Soy la mejor versión de mí misma que he conocido.
Palabras redactadas hace unos días por mis manos temblorosas de rabia, que hoy comparto aquí tal y como son: sólidas como el mármol y ligeras como la espuma. Palabras enviadas a quien dijo no soy lo «suficientemente bonita» para salir con él; palabras que hace unos años, se habrían alojado en la fibra vital de mi autoestima infectándolo todo con preguntas imposibles de contener: ¿será mi cuerpo, su peso; mi rostro, su piel; mi pelo enredado, mis ojos mal-maquillados o mi risa escandalosa?
Para mi sorpresa, fueron palabras certificando que ya no soy quien era. Palabras testigos del largo camino recorrido descalsa, sola y a dos velas; palabras que gritan cuánto he tropezado por despiste, cuántos me han apuñalado con saña y cómo he llorado descontrolada, cosiéndome las heridas con alambres. Ya no soy esa mujer-florero, vacía y hueca, esperando con ansias su ramo de propósitos. No existo para satisfacer pretenciones ajenas o para alimentar egos que solo aman lo tangible: ahí no yace mi belleza.
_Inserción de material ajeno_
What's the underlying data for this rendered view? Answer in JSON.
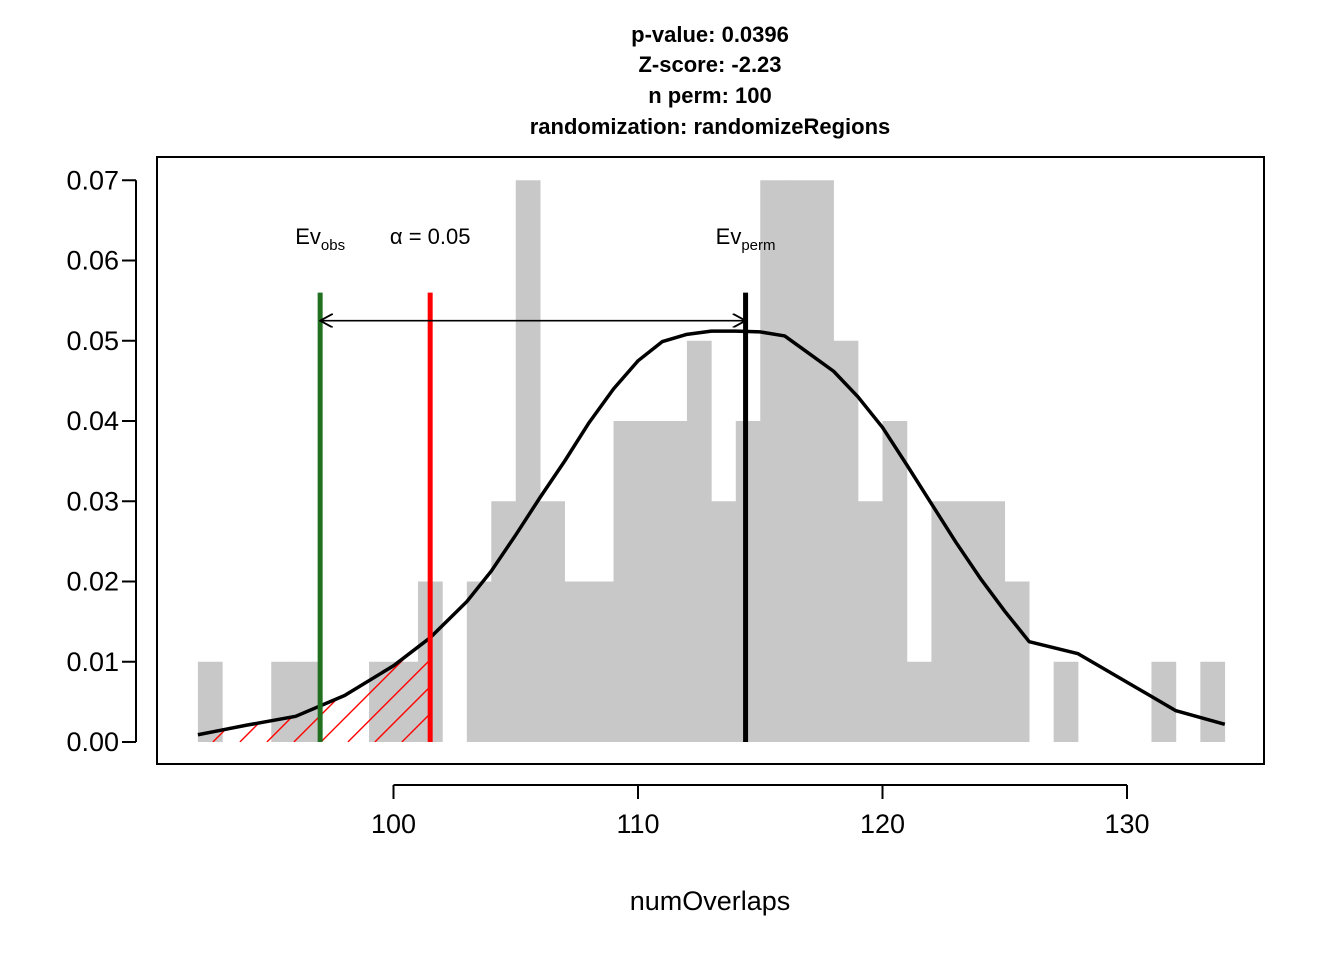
{
  "chart_data": {
    "type": "bar",
    "title_lines": [
      "p-value:  0.0396",
      "Z-score:  -2.23",
      "n perm:  100",
      "randomization:  randomizeRegions"
    ],
    "xlabel": "numOverlaps",
    "ylabel": "",
    "xlim": [
      92,
      134
    ],
    "ylim": [
      0,
      0.07
    ],
    "xticks": [
      100,
      110,
      120,
      130
    ],
    "yticks": [
      0.0,
      0.01,
      0.02,
      0.03,
      0.04,
      0.05,
      0.06,
      0.07
    ],
    "ytick_labels": [
      "0.00",
      "0.01",
      "0.02",
      "0.03",
      "0.04",
      "0.05",
      "0.06",
      "0.07"
    ],
    "histogram": {
      "bin_width": 1,
      "bins_start": [
        92,
        95,
        96,
        99,
        100,
        101,
        103,
        104,
        105,
        106,
        107,
        108,
        109,
        110,
        111,
        112,
        113,
        114,
        115,
        116,
        117,
        118,
        119,
        120,
        121,
        122,
        123,
        124,
        125,
        127,
        131,
        133
      ],
      "density": [
        0.01,
        0.01,
        0.01,
        0.01,
        0.01,
        0.02,
        0.02,
        0.03,
        0.07,
        0.03,
        0.02,
        0.02,
        0.04,
        0.04,
        0.04,
        0.05,
        0.03,
        0.04,
        0.07,
        0.07,
        0.07,
        0.05,
        0.03,
        0.04,
        0.01,
        0.03,
        0.03,
        0.03,
        0.02,
        0.01,
        0.01,
        0.01
      ],
      "color": "#c8c8c8"
    },
    "normal_curve": {
      "x": [
        92,
        93,
        94,
        96,
        98,
        100,
        101.5,
        102,
        103,
        104,
        105,
        106,
        107,
        108,
        109,
        110,
        111,
        112,
        113,
        114,
        115,
        116,
        117,
        118,
        119,
        120,
        121,
        122,
        123,
        124,
        125,
        126,
        128,
        132,
        134
      ],
      "y": [
        0.0009,
        0.0015,
        0.0021,
        0.0032,
        0.0058,
        0.0095,
        0.013,
        0.0145,
        0.0175,
        0.0213,
        0.0258,
        0.0305,
        0.035,
        0.0398,
        0.044,
        0.0475,
        0.0499,
        0.0508,
        0.0512,
        0.0512,
        0.0511,
        0.0506,
        0.0484,
        0.0462,
        0.043,
        0.0392,
        0.0345,
        0.0297,
        0.0249,
        0.0204,
        0.0163,
        0.0125,
        0.011,
        0.0039,
        0.0022
      ],
      "color": "#000000"
    },
    "ev_obs": {
      "label": "Ev",
      "sub": "obs",
      "x": 97,
      "color": "#207020"
    },
    "alpha": {
      "label": "α = 0.05",
      "x": 101.5,
      "color": "#ff0000"
    },
    "ev_perm": {
      "label": "Ev",
      "sub": "perm",
      "x": 114.4,
      "color": "#000000"
    },
    "vline_top": 0.056,
    "arrow_y": 0.0525,
    "hatch_color": "#ff0000",
    "grid": false,
    "legend": "none"
  }
}
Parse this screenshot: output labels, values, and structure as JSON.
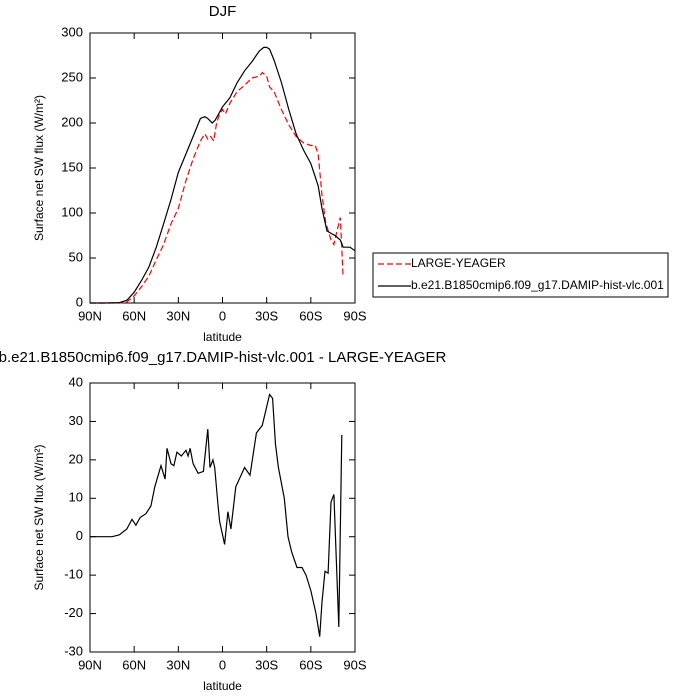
{
  "chart_data": [
    {
      "type": "line",
      "title": "DJF",
      "xlabel": "latitude",
      "ylabel": "Surface net SW flux (W/m²)",
      "x": [
        90,
        80,
        70,
        65,
        60,
        55,
        50,
        45,
        40,
        35,
        30,
        25,
        20,
        15,
        12,
        10,
        7,
        5,
        2,
        0,
        -5,
        -10,
        -15,
        -20,
        -25,
        -28,
        -30,
        -32,
        -35,
        -40,
        -45,
        -50,
        -55,
        -60,
        -63,
        -65,
        -67.6,
        -71,
        -76.4,
        -80,
        -82,
        -86.6,
        -90
      ],
      "series": [
        {
          "name": "LARGE-YEAGER",
          "color": "#ff0000",
          "dash": true,
          "x": [
            90,
            70,
            65,
            60,
            55,
            50,
            45,
            40,
            35,
            30,
            25,
            20,
            15,
            12,
            10,
            8,
            6,
            4,
            2,
            0,
            -2,
            -5,
            -10,
            -15,
            -20,
            -25,
            -27,
            -30,
            -32,
            -35,
            -40,
            -45,
            -50,
            -55,
            -60,
            -63,
            -65,
            -67.6,
            -70,
            -73.7,
            -75.7,
            -77.8,
            -80,
            -81.9
          ],
          "values": [
            0,
            0,
            1,
            8,
            18,
            30,
            48,
            65,
            88,
            105,
            135,
            160,
            180,
            188,
            182,
            185,
            180,
            200,
            210,
            215,
            210,
            222,
            235,
            242,
            250,
            252,
            256,
            252,
            240,
            235,
            215,
            198,
            185,
            178,
            175,
            175,
            165,
            120,
            90,
            70,
            65,
            80,
            95,
            30
          ]
        },
        {
          "name": "b.e21.B1850cmip6.f09_g17.DAMIP-hist-vlc.001",
          "color": "#000000",
          "dash": false,
          "x": [
            90,
            80,
            70,
            65,
            60,
            55,
            50,
            45,
            40,
            35,
            30,
            25,
            20,
            15,
            12,
            10,
            7,
            5,
            2,
            0,
            -5,
            -10,
            -15,
            -20,
            -25,
            -28,
            -30,
            -32,
            -35,
            -40,
            -45,
            -50,
            -55,
            -60,
            -63,
            -65,
            -67.6,
            -71,
            -76.4,
            -80,
            -82,
            -86.6,
            -90
          ],
          "values": [
            0,
            0,
            0.5,
            3,
            12,
            25,
            40,
            62,
            88,
            115,
            145,
            165,
            185,
            205,
            207,
            205,
            200,
            203,
            212,
            218,
            228,
            245,
            258,
            268,
            280,
            284,
            284,
            282,
            270,
            245,
            215,
            188,
            170,
            155,
            140,
            130,
            105,
            80,
            75,
            70,
            62,
            62,
            58
          ]
        }
      ],
      "xlim": [
        90,
        -90
      ],
      "xticks": [
        {
          "value": 90,
          "label": "90N"
        },
        {
          "value": 60,
          "label": "60N"
        },
        {
          "value": 30,
          "label": "30N"
        },
        0,
        {
          "value": -30,
          "label": "30S"
        },
        {
          "value": -60,
          "label": "60S"
        },
        {
          "value": -90,
          "label": "90S"
        }
      ],
      "ylim": [
        0,
        300
      ],
      "yticks": [
        0,
        50,
        100,
        150,
        200,
        250,
        300
      ],
      "legend": "right"
    },
    {
      "type": "line",
      "title": "b.e21.B1850cmip6.f09_g17.DAMIP-hist-vlc.001 - LARGE-YEAGER",
      "xlabel": "latitude",
      "ylabel": "Surface net SW flux (W/m²)",
      "series": [
        {
          "color": "#000000",
          "dash": false,
          "x": [
            90,
            75,
            70,
            65,
            61.5,
            58.8,
            56,
            52,
            48.6,
            46,
            41.8,
            39,
            37.7,
            35,
            33,
            31,
            28,
            24.8,
            23.4,
            22,
            20,
            16.6,
            13,
            10,
            8.5,
            6.5,
            5.3,
            3,
            2,
            -1.4,
            -3.7,
            -5.7,
            -9,
            -15,
            -18.7,
            -23,
            -27,
            -32,
            -34,
            -36,
            -38,
            -42,
            -44.5,
            -47,
            -50.6,
            -54,
            -56.7,
            -60,
            -63.5,
            -66,
            -67.6,
            -69.6,
            -71.7,
            -73.7,
            -75.7,
            -79,
            -81
          ],
          "values": [
            0,
            0,
            0.5,
            2,
            4.5,
            3,
            5,
            6,
            8,
            13,
            18.5,
            15,
            23,
            19,
            18.5,
            22,
            21,
            22.5,
            21,
            23,
            19,
            16.5,
            17,
            28,
            18,
            20,
            18,
            8,
            4,
            -2,
            6.5,
            2,
            13,
            18,
            16,
            27,
            29,
            37,
            36,
            24,
            18,
            10,
            0,
            -4,
            -8,
            -8,
            -10,
            -14,
            -20,
            -26,
            -17,
            -9,
            -9.5,
            9,
            11,
            -23.5,
            26.5
          ]
        }
      ],
      "xlim": [
        90,
        -90
      ],
      "xticks": [
        {
          "value": 90,
          "label": "90N"
        },
        {
          "value": 60,
          "label": "60N"
        },
        {
          "value": 30,
          "label": "30N"
        },
        0,
        {
          "value": -30,
          "label": "30S"
        },
        {
          "value": -60,
          "label": "60S"
        },
        {
          "value": -90,
          "label": "90S"
        }
      ],
      "ylim": [
        -30,
        40
      ],
      "yticks": [
        -30,
        -20,
        -10,
        0,
        10,
        20,
        30,
        40
      ]
    }
  ]
}
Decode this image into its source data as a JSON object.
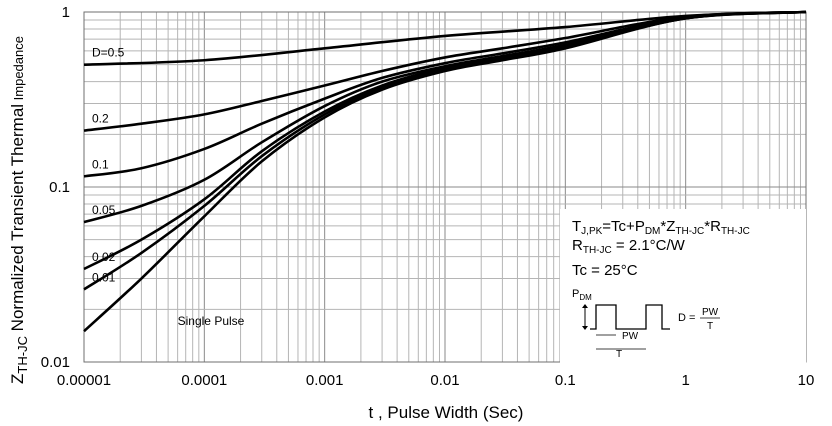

Sí. Soy la mejor versión de mí misma que he conocido, aún cuando podría redecorar el trencadís del Park Güel con cada uno de mis defectos (que son, sin duda alguna, más duros que los azulejos). La única pregunta que hoy me infecta es ¿quién sería yo sin ellos? Sin mis altibajos emocionales, mis vaivenes intelectuales y mis pasión desmedida. ¿Cómo podría amarme alguien que roza con pudor mi superficie, cuando para amarme yo misma he viajado muy profundo… y aún no conozco en mí, límites?
Pido perdón por anticipado: no sé amar de otra manera.